The distance between two points \[P({{x}_{1}},{{y}_{1}})\] and \[Q({{x}_{2}},{{y}_{2}})\] is given by \[PQ=\sqrt{{{(PR)}^{2}}+{{(QR)}^{2}}}=\sqrt{{{({{x}_{2}}-{{x}_{1}})}^{2}}+{{({{y}_{2}}-{{y}_{1}})}^{2}}}\]   Distance between two points in polar co-ordinates :    Let O be the pole and OX  be the initial line. Let P and Q be two given points whose polar co-ordinates are \[({{r}_{1}},{{\theta }_{1}})\] and \[({{r}_{2}},{{\theta }_{2}})\] respectively.              Then,  \[{{(PQ)}^{2}}=r_{1}^{2}+r_{2}^{2}-2{{r}_{1}}{{r}_{2}}\cos ({{\theta }_{1}}-{{\theta }_{2}})\]     \[\therefore \]       \[PQ=\sqrt{r_{1}^{2}+r_{2}^{2}-2{{r}_{1}}{{r}_{2}}\cos ({{\theta }_{1}}-{{\theta }_{2}})}\],     where \[{{\theta }_{1}}\] and \[{{\theta }_{2}}\] in radians.

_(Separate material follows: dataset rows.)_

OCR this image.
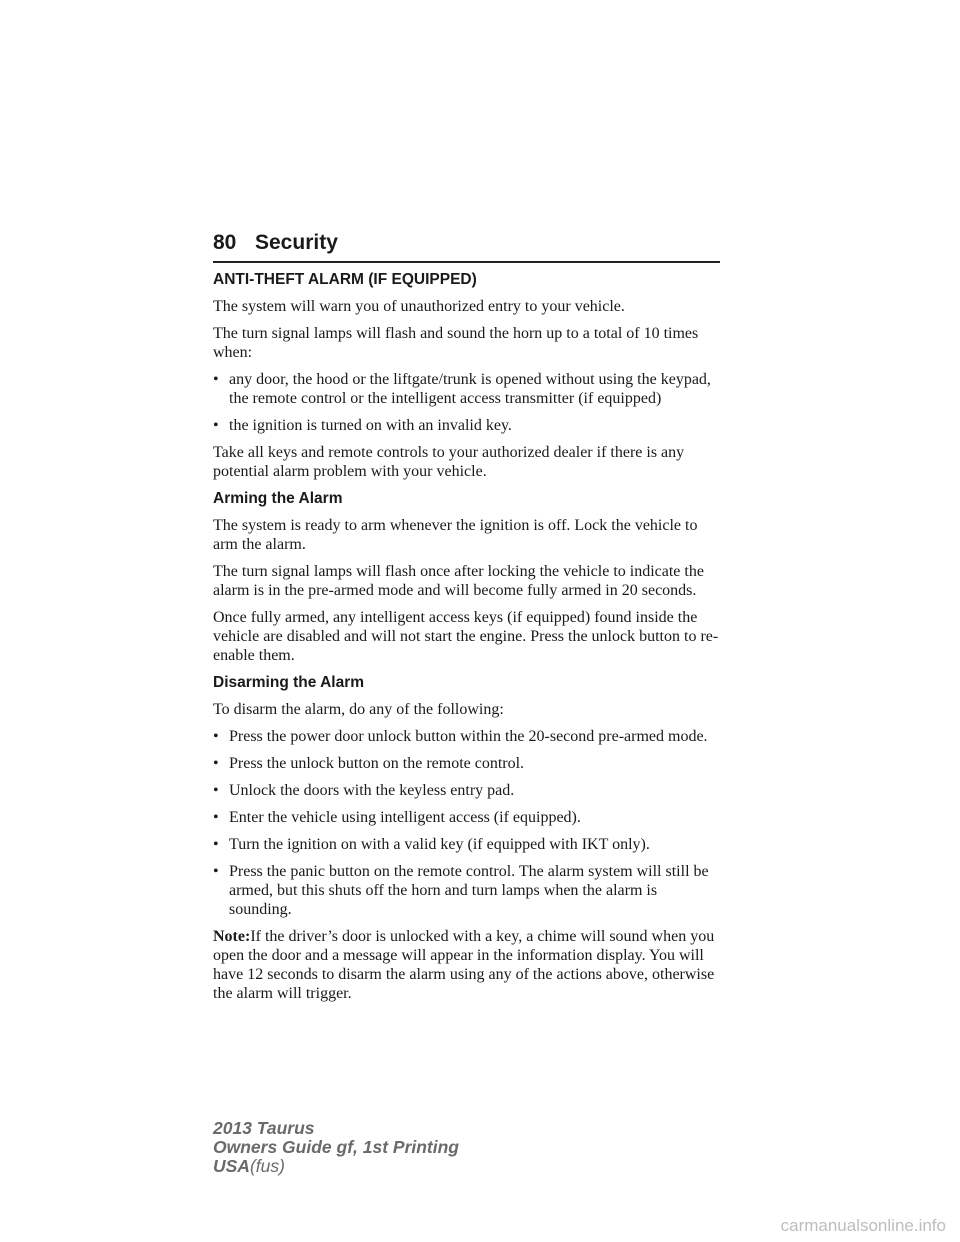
80 Security
ANTI-THEFT ALARM (IF EQUIPPED)

The system will warn you of unauthorized entry to your vehicle.

The turn signal lamps will flash and sound the horn up to a total of 10 times when:

• any door, the hood or the liftgate/trunk is opened without using the keypad, the remote control or the intelligent access transmitter (if equipped)
• the ignition is turned on with an invalid key.

Take all keys and remote controls to your authorized dealer if there is any potential alarm problem with your vehicle.

Arming the Alarm

The system is ready to arm whenever the ignition is off. Lock the vehicle to arm the alarm.

The turn signal lamps will flash once after locking the vehicle to indicate the alarm is in the pre-armed mode and will become fully armed in 20 seconds.

Once fully armed, any intelligent access keys (if equipped) found inside the vehicle are disabled and will not start the engine. Press the unlock button to re-enable them.

Disarming the Alarm

To disarm the alarm, do any of the following:

• Press the power door unlock button within the 20-second pre-armed mode.
• Press the unlock button on the remote control.
• Unlock the doors with the keyless entry pad.
• Enter the vehicle using intelligent access (if equipped).
• Turn the ignition on with a valid key (if equipped with IKT only).
• Press the panic button on the remote control. The alarm system will still be armed, but this shuts off the horn and turn lamps when the alarm is sounding.

Note:If the driver’s door is unlocked with a key, a chime will sound when you open the door and a message will appear in the information display. You will have 12 seconds to disarm the alarm using any of the actions above, otherwise the alarm will trigger.

2013 Taurus
Owners Guide gf, 1st Printing
USA(fus)
carmanualsonline.info
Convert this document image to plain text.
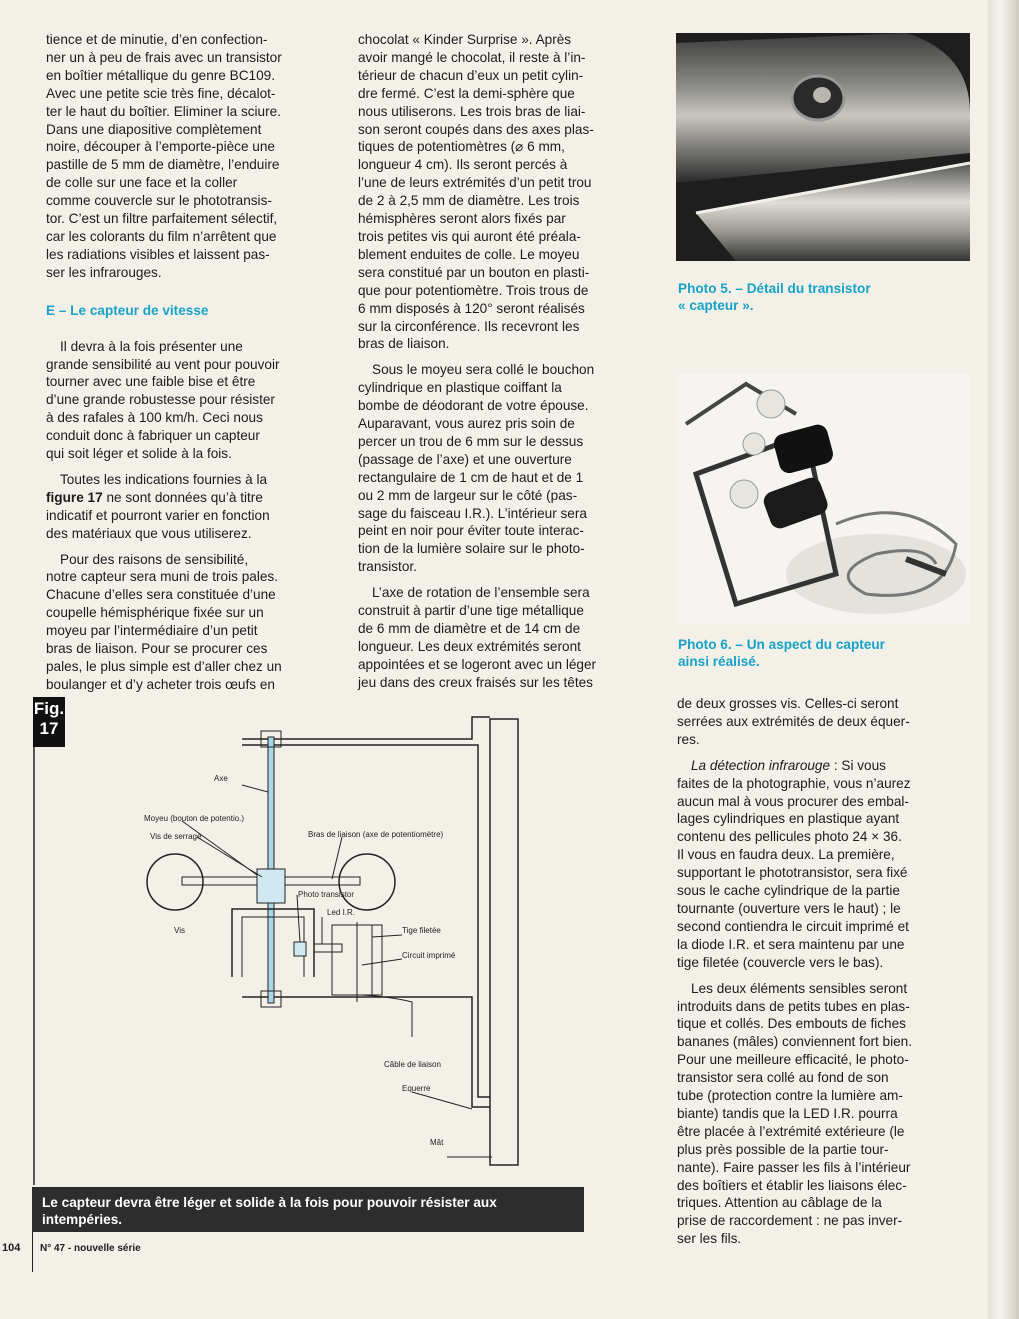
tience et de minutie, d’en confection-

ner un à peu de frais avec un transistor

en boîtier métallique du genre BC109.

Avec une petite scie très fine, décalot-

ter le haut du boîtier. Eliminer la sciure.

Dans une diapositive complètement

noire, découper à l’emporte-pièce une

pastille de 5 mm de diamètre, l’enduire

de colle sur une face et la coller

comme couvercle sur le phototransis-

tor. C’est un filtre parfaitement sélectif,

car les colorants du film n’arrêtent que

les radiations visibles et laissent pas-

ser les infrarouges.

E – Le capteur de vitesse

Il devra à la fois présenter une

grande sensibilité au vent pour pouvoir

tourner avec une faible bise et être

d’une grande robustesse pour résister

à des rafales à 100 km/h. Ceci nous

conduit donc à fabriquer un capteur

qui soit léger et solide à la fois.

Toutes les indications fournies à la

figure 17 ne sont données qu’à titre

indicatif et pourront varier en fonction

des matériaux que vous utiliserez.

Pour des raisons de sensibilité,

notre capteur sera muni de trois pales.

Chacune d’elles sera constituée d’une

coupelle hémisphérique fixée sur un

moyeu par l’intermédiaire d’un petit

bras de liaison. Pour se procurer ces

pales, le plus simple est d’aller chez un

boulanger et d’y acheter trois œufs en

chocolat « Kinder Surprise ». Après

avoir mangé le chocolat, il reste à l’in-

térieur de chacun d’eux un petit cylin-

dre fermé. C’est la demi-sphère que

nous utiliserons. Les trois bras de liai-

son seront coupés dans des axes plas-

tiques de potentiomètres (⌀ 6 mm,

longueur 4 cm). Ils seront percés à

l’une de leurs extrémités d’un petit trou

de 2 à 2,5 mm de diamètre. Les trois

hémisphères seront alors fixés par

trois petites vis qui auront été préala-

blement enduites de colle. Le moyeu

sera constitué par un bouton en plasti-

que pour potentiomètre. Trois trous de

6 mm disposés à 120° seront réalisés

sur la circonférence. Ils recevront les

bras de liaison.

Sous le moyeu sera collé le bouchon

cylindrique en plastique coiffant la

bombe de déodorant de votre épouse.

Auparavant, vous aurez pris soin de

percer un trou de 6 mm sur le dessus

(passage de l’axe) et une ouverture

rectangulaire de 1 cm de haut et de 1

ou 2 mm de largeur sur le côté (pas-

sage du faisceau I.R.). L’intérieur sera

peint en noir pour éviter toute interac-

tion de la lumière solaire sur le photo-

transistor.

L’axe de rotation de l’ensemble sera

construit à partir d’une tige métallique

de 6 mm de diamètre et de 14 cm de

longueur. Les deux extrémités seront

appointées et se logeront avec un léger

jeu dans des creux fraisés sur les têtes

Photo 5. – Détail du transistor
« capteur ».
Photo 6. – Un aspect du capteur
ainsi réalisé.

de deux grosses vis. Celles-ci seront

serrées aux extrémités de deux équer-

res.

La détection infrarouge : Si vous

faites de la photographie, vous n’aurez

aucun mal à vous procurer des embal-

lages cylindriques en plastique ayant

contenu des pellicules photo 24 × 36.

Il vous en faudra deux. La première,

supportant le phototransistor, sera fixé

sous le cache cylindrique de la partie

tournante (ouverture vers le haut) ; le

second contiendra le circuit imprimé et

la diode I.R. et sera maintenu par une

tige filetée (couvercle vers le bas).

Les deux éléments sensibles seront

introduits dans de petits tubes en plas-

tique et collés. Des embouts de fiches

bananes (mâles) conviennent fort bien.

Pour une meilleure efficacité, le photo-

transistor sera collé au fond de son

tube (protection contre la lumière am-

biante) tandis que la LED I.R. pourra

être placée à l’extrémité extérieure (le

plus près possible de la partie tour-

nante). Faire passer les fils à l’intérieur

des boîtiers et établir les liaisons élec-

triques. Attention au câblage de la

prise de raccordement : ne pas inver-

ser les fils.

Axe
Moyeu (bouton de potentio.)
Vis de serrage	Bras de liaison (axe de potentiomètre)
Photo transistor
Led I.R.
Vis	Tige filetée
Circuit imprimé
Câble de liaison
Equerre
Mât
Fig.
17
Le capteur devra être léger et solide à la fois pour pouvoir résister aux
intempéries.
104 N° 47 - nouvelle série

Let \[OX\] be any fixed line which is usually called the initial line and O be a fixed point on it. If distance of any point P from the O is \['r'\] and \[\angle XOP=\theta \], then \[(r,\,\,\theta )\]are called the polar co-ordinates of a point P.           If \[(x,\,\,y)\] are the cartesian co-ordinates of a point P, then    \[x=r\,\cos \theta ;\,\,y=r\sin \theta \]   and \[r=\sqrt{{{x}^{2}}+{{y}^{2}}};\,\,\,\theta ={{\tan }^{-1}}\left( \frac{y}{x} \right)\].